Lepaskan keserakahan akan kesenangan. Lihatlah bahwa melepaskan dunia adalah kedamaian. Tidak ada sesuatu pun yang perlu kau raup, dan tidak ada satu pun yang perlu kau dorong pergi. ~ Buddha ~

Offline hudoyo

  • KalyanaMitta
  • *****
  • Posts: 1.919
  • Reputasi: 20
Re: Kitab SUTTA NIPATA - Buddhisme pra-doktrinal
« Reply #8 on: 28 May 2008, 11:17:37 AM »
Memang tidak ada bukti empiris bahwa seluruh Sutta memang dikatakan oleh Sang Buddha. Tipitaka telah disusun oleh banyak orang sedemikian rupa sehingga mungkin tidak bisa diketahui mana yang asli dan mana yang bukan.

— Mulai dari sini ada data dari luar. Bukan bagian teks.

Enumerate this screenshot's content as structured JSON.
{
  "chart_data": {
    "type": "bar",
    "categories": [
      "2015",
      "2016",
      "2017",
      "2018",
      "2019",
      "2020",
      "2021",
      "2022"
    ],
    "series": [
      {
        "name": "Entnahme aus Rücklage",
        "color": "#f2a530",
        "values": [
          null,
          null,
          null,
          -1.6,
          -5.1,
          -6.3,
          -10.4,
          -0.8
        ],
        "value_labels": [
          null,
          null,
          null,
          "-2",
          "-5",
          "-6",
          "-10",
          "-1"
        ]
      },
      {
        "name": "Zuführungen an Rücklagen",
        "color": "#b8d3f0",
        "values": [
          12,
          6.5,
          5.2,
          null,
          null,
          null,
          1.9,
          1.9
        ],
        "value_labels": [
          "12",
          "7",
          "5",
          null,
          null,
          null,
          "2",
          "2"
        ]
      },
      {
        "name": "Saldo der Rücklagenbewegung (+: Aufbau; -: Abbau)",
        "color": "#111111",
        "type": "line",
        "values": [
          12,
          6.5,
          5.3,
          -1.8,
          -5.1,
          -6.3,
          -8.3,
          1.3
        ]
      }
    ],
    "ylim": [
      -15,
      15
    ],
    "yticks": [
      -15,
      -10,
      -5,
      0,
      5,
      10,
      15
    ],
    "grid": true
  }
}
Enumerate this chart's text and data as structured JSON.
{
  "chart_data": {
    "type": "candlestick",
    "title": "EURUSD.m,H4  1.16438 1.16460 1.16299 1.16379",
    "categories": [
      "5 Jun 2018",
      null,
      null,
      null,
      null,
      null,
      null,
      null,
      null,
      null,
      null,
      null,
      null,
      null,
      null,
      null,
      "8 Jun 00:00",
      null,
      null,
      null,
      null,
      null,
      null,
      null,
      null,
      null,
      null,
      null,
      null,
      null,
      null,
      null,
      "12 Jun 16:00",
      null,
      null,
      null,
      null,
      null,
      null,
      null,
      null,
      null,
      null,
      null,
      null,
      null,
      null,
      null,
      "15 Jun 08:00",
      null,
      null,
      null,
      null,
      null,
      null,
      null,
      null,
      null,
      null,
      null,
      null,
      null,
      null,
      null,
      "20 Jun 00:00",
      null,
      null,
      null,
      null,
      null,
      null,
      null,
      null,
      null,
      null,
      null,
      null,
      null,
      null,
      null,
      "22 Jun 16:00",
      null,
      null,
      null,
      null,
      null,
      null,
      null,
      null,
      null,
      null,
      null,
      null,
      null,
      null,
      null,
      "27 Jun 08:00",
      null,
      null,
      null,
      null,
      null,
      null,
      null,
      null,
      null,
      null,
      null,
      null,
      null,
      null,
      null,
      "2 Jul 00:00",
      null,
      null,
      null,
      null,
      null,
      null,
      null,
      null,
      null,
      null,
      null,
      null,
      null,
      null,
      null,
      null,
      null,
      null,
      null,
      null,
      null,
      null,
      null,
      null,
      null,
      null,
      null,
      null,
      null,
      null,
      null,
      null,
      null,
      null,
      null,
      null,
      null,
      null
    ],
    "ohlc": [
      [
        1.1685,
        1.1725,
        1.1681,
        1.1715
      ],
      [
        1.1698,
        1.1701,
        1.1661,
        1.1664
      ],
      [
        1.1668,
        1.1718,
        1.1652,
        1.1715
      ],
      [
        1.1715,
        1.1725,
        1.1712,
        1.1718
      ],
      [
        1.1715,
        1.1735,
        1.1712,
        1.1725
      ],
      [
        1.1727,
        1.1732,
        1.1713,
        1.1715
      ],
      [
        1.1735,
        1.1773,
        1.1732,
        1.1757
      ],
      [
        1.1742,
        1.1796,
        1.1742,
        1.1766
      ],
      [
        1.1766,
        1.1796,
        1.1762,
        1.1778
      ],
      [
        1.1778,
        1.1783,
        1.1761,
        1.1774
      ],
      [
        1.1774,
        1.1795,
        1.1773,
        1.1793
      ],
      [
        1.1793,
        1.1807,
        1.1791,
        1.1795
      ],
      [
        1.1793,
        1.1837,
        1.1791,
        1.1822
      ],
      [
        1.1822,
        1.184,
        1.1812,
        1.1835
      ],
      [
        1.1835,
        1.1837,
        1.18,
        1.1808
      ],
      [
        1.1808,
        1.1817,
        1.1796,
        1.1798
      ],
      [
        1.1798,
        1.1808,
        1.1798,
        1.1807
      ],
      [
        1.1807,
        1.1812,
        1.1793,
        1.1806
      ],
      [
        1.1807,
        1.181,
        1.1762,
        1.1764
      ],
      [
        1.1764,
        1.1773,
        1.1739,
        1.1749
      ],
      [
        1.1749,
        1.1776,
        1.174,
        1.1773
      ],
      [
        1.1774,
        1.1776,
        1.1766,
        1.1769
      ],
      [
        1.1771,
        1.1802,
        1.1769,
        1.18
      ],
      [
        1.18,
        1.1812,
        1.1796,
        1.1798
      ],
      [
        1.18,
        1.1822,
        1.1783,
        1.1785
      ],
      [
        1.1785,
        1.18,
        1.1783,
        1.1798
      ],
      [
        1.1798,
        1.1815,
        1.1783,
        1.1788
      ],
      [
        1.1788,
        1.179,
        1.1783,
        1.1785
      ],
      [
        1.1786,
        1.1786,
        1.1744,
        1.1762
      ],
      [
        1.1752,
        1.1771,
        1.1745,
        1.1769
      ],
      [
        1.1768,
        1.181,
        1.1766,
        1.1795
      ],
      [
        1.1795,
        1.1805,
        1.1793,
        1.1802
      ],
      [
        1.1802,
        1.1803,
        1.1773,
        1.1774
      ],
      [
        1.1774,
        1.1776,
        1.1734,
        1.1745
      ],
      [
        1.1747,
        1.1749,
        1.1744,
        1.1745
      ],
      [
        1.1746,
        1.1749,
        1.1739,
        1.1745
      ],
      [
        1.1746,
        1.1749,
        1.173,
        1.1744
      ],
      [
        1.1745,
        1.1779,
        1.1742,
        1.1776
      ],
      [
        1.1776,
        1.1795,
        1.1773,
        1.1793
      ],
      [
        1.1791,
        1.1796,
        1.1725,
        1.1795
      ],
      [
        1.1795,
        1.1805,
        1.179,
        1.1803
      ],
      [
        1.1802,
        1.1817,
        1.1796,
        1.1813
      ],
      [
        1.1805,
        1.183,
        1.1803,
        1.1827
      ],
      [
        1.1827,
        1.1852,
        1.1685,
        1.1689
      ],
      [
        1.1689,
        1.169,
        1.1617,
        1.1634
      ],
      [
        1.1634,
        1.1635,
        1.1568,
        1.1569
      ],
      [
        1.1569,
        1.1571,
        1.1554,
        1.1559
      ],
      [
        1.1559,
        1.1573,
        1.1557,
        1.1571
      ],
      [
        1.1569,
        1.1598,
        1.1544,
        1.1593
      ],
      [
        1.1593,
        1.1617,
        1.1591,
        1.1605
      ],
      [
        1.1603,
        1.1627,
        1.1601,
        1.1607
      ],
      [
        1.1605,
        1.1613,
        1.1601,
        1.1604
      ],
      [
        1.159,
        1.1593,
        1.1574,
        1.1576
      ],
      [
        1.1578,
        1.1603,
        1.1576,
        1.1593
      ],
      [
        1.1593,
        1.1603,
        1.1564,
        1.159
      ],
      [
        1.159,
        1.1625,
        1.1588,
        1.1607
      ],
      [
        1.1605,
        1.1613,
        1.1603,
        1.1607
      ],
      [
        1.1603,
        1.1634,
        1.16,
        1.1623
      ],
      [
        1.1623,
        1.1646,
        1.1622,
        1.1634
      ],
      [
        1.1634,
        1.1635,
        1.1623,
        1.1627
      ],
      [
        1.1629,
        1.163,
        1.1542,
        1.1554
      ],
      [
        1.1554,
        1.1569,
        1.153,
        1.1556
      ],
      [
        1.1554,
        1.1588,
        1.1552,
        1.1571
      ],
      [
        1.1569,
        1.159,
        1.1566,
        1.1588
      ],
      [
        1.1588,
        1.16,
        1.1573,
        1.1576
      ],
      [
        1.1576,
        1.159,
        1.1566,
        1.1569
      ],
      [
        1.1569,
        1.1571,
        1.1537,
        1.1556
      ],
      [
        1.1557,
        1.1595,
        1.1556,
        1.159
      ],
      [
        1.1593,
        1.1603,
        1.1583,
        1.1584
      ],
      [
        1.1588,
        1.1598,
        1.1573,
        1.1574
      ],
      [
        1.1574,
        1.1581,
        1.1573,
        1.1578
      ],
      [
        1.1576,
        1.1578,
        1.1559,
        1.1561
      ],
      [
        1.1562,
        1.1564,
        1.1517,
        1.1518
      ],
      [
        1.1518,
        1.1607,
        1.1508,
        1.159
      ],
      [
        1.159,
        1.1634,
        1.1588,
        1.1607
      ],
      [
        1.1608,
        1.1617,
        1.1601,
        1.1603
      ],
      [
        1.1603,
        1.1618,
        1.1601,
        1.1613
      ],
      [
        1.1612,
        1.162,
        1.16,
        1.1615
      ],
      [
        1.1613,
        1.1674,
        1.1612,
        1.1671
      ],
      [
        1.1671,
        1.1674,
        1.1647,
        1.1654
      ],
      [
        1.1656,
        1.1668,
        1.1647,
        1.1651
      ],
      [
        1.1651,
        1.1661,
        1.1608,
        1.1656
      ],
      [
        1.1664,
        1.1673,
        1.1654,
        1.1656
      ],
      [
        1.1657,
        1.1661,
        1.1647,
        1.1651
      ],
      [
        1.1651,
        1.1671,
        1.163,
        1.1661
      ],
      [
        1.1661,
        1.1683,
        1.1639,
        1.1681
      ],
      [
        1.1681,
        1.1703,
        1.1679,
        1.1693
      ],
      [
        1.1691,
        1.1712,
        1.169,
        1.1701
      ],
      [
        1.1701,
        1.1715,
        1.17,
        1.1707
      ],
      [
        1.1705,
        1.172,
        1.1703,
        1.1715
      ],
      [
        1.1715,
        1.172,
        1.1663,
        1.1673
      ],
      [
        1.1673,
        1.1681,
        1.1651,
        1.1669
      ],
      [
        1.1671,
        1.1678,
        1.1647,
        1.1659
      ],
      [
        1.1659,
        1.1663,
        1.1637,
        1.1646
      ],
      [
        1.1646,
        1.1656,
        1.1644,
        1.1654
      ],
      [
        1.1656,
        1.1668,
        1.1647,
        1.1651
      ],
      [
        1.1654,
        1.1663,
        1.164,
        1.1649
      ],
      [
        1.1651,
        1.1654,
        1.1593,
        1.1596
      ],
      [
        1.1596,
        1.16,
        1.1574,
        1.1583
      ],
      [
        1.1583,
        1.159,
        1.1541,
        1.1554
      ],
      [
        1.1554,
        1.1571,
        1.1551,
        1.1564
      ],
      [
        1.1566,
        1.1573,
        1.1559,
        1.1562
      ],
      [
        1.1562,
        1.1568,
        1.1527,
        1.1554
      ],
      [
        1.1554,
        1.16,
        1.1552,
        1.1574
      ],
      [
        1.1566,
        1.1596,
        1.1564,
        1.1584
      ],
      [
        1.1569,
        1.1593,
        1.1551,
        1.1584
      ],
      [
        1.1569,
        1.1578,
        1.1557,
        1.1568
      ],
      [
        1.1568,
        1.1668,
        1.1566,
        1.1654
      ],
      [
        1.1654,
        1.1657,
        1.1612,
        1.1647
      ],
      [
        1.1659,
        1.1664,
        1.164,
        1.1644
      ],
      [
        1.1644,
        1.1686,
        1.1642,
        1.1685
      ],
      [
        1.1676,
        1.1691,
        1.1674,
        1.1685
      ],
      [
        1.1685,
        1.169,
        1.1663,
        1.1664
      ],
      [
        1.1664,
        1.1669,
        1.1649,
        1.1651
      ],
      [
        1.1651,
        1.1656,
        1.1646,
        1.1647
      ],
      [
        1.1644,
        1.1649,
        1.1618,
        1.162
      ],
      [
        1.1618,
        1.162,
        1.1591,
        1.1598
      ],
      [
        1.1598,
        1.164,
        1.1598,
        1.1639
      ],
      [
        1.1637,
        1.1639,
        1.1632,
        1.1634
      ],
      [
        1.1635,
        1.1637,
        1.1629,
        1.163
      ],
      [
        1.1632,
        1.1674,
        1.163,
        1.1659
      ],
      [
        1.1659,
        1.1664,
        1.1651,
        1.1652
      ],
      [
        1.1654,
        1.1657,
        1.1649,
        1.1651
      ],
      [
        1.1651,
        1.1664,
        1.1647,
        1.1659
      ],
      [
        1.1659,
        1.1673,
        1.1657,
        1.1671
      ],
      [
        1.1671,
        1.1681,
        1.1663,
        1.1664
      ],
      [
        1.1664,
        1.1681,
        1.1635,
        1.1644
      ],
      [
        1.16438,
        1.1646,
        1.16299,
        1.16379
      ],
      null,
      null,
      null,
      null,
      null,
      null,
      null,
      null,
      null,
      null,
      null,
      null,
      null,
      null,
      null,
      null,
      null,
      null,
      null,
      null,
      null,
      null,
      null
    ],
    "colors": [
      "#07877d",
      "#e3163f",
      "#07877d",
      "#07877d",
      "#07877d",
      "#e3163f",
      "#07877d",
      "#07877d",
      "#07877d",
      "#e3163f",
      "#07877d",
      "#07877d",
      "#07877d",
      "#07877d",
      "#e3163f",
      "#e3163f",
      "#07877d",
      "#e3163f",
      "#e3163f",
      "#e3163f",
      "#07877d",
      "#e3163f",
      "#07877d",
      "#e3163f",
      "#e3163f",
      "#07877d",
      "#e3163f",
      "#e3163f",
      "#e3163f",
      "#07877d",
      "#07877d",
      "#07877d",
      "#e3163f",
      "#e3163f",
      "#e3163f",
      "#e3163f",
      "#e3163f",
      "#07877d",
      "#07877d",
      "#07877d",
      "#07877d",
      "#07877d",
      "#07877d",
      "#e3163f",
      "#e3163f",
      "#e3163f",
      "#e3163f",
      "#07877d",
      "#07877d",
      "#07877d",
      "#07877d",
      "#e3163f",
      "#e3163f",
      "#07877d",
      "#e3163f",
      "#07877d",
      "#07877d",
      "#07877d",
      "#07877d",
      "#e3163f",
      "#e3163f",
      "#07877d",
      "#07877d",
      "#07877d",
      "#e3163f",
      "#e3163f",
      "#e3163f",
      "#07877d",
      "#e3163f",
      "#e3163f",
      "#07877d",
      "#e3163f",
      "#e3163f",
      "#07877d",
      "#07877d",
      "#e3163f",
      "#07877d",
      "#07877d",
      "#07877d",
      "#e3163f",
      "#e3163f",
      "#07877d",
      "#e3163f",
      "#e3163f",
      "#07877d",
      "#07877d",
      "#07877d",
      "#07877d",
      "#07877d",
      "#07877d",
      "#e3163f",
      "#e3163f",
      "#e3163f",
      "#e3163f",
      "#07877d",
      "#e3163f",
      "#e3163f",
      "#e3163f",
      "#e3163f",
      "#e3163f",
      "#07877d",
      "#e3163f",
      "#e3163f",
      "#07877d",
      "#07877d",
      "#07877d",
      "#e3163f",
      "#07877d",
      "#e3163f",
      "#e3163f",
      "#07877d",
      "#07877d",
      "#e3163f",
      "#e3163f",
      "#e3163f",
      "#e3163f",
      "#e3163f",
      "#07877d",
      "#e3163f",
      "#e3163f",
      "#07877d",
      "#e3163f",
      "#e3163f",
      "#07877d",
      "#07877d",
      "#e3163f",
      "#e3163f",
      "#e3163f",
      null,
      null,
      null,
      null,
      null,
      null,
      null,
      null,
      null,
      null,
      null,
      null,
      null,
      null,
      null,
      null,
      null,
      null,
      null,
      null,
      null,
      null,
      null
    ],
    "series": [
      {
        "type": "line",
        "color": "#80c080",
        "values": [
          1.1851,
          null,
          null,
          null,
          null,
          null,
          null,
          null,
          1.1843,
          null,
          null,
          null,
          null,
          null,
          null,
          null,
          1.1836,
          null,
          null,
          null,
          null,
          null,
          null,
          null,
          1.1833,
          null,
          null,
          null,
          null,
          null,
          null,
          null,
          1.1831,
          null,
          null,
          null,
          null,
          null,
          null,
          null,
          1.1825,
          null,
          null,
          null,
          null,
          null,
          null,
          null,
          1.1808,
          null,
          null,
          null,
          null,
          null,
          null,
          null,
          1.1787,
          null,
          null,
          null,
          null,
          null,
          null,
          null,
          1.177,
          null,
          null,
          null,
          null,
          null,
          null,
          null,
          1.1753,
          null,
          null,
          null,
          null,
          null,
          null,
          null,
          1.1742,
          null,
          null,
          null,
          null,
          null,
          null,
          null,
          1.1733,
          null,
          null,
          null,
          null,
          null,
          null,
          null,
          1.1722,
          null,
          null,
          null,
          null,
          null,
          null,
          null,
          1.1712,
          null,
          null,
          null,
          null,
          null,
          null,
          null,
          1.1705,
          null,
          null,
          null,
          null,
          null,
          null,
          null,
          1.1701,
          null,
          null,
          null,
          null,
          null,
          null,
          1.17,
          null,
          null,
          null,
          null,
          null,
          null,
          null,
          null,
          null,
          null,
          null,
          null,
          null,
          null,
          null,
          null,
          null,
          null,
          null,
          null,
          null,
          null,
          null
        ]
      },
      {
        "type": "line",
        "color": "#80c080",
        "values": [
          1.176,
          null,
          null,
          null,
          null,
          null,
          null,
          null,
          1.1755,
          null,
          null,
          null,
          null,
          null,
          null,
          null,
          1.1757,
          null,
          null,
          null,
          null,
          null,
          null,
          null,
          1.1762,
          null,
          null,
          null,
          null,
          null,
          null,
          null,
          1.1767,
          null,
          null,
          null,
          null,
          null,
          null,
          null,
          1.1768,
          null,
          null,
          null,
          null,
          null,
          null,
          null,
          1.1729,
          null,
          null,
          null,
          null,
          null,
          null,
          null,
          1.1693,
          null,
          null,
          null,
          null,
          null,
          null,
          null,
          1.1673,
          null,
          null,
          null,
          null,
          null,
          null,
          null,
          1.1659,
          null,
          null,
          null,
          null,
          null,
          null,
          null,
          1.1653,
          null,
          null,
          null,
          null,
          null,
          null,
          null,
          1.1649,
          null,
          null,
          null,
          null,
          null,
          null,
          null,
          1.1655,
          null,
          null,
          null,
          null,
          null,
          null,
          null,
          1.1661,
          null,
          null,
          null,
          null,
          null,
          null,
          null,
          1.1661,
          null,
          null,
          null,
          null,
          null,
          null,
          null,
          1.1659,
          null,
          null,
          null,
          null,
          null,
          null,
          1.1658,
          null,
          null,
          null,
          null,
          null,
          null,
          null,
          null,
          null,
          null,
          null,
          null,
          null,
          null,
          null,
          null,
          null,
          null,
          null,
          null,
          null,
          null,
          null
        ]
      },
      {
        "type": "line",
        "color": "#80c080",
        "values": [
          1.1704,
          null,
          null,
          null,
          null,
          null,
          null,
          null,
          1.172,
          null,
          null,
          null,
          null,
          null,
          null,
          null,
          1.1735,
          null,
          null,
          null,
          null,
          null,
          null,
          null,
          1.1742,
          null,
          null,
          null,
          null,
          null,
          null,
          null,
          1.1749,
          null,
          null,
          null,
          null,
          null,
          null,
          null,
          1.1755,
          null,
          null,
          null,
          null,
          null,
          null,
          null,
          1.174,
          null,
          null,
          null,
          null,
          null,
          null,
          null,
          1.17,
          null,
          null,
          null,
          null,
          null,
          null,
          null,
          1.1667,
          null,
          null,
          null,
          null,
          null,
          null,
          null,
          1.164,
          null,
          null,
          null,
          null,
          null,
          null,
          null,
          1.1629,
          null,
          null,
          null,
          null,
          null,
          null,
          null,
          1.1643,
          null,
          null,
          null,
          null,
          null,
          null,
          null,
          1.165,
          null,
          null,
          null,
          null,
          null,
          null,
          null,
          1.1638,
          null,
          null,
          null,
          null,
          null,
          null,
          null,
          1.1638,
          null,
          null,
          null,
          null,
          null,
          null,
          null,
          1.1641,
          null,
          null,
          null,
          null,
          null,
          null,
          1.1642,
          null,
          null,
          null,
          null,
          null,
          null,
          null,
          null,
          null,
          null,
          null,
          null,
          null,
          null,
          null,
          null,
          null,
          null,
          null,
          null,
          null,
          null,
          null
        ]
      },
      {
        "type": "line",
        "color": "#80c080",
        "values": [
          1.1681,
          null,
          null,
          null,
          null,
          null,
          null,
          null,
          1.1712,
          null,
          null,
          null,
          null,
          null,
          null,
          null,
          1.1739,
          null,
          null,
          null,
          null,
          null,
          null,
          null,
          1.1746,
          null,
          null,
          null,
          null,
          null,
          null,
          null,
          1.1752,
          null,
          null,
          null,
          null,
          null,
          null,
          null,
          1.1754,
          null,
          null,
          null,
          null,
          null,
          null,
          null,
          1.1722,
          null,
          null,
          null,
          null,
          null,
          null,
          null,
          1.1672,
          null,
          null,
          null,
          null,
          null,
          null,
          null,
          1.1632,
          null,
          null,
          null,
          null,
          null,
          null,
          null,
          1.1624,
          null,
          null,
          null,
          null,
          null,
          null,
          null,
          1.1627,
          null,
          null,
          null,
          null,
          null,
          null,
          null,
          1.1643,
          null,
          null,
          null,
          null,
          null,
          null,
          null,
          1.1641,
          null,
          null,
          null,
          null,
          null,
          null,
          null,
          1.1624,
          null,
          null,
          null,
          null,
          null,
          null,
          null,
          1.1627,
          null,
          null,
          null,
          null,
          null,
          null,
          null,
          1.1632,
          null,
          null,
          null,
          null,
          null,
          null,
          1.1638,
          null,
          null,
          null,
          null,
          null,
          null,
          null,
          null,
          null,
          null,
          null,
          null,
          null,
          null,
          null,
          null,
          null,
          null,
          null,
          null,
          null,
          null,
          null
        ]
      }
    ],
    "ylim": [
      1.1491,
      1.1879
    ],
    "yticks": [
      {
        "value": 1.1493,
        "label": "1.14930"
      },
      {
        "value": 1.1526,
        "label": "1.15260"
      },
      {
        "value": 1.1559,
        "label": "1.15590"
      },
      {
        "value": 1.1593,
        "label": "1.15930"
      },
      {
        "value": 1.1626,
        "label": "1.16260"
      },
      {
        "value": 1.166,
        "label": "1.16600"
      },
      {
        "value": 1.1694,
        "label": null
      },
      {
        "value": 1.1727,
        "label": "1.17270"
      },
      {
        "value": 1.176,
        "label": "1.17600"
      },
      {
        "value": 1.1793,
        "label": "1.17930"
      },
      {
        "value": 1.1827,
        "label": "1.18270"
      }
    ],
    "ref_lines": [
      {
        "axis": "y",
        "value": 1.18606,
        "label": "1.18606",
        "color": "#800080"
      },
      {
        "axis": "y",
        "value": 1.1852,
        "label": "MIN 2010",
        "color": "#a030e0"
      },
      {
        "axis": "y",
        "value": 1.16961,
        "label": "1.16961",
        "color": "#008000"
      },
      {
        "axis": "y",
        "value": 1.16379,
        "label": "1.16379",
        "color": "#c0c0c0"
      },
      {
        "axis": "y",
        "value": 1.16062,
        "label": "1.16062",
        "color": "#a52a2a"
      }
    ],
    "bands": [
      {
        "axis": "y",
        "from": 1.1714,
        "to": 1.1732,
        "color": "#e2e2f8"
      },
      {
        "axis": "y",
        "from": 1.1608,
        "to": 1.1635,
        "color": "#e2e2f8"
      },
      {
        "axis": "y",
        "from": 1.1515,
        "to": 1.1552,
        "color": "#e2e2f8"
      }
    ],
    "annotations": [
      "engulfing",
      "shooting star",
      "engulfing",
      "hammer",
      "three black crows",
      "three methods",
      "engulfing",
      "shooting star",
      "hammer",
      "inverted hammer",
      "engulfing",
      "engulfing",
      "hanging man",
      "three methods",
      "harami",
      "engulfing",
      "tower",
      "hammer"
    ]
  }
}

Memang betul. ... Tetapi, memang dasar manusia, orang membutuhkan kepastian ... orang tidak suka dengan ketidakpastian ... mereka membutuhkan kepastian apa yang sebenarnya diajarkan oleh Sang Buddha ... maka dengan mudah dikatakan bahwa semua yang ada dalam Sutta Pitaka seperti apa adanya sekarang berasal dari mulut Sang Buddha. ...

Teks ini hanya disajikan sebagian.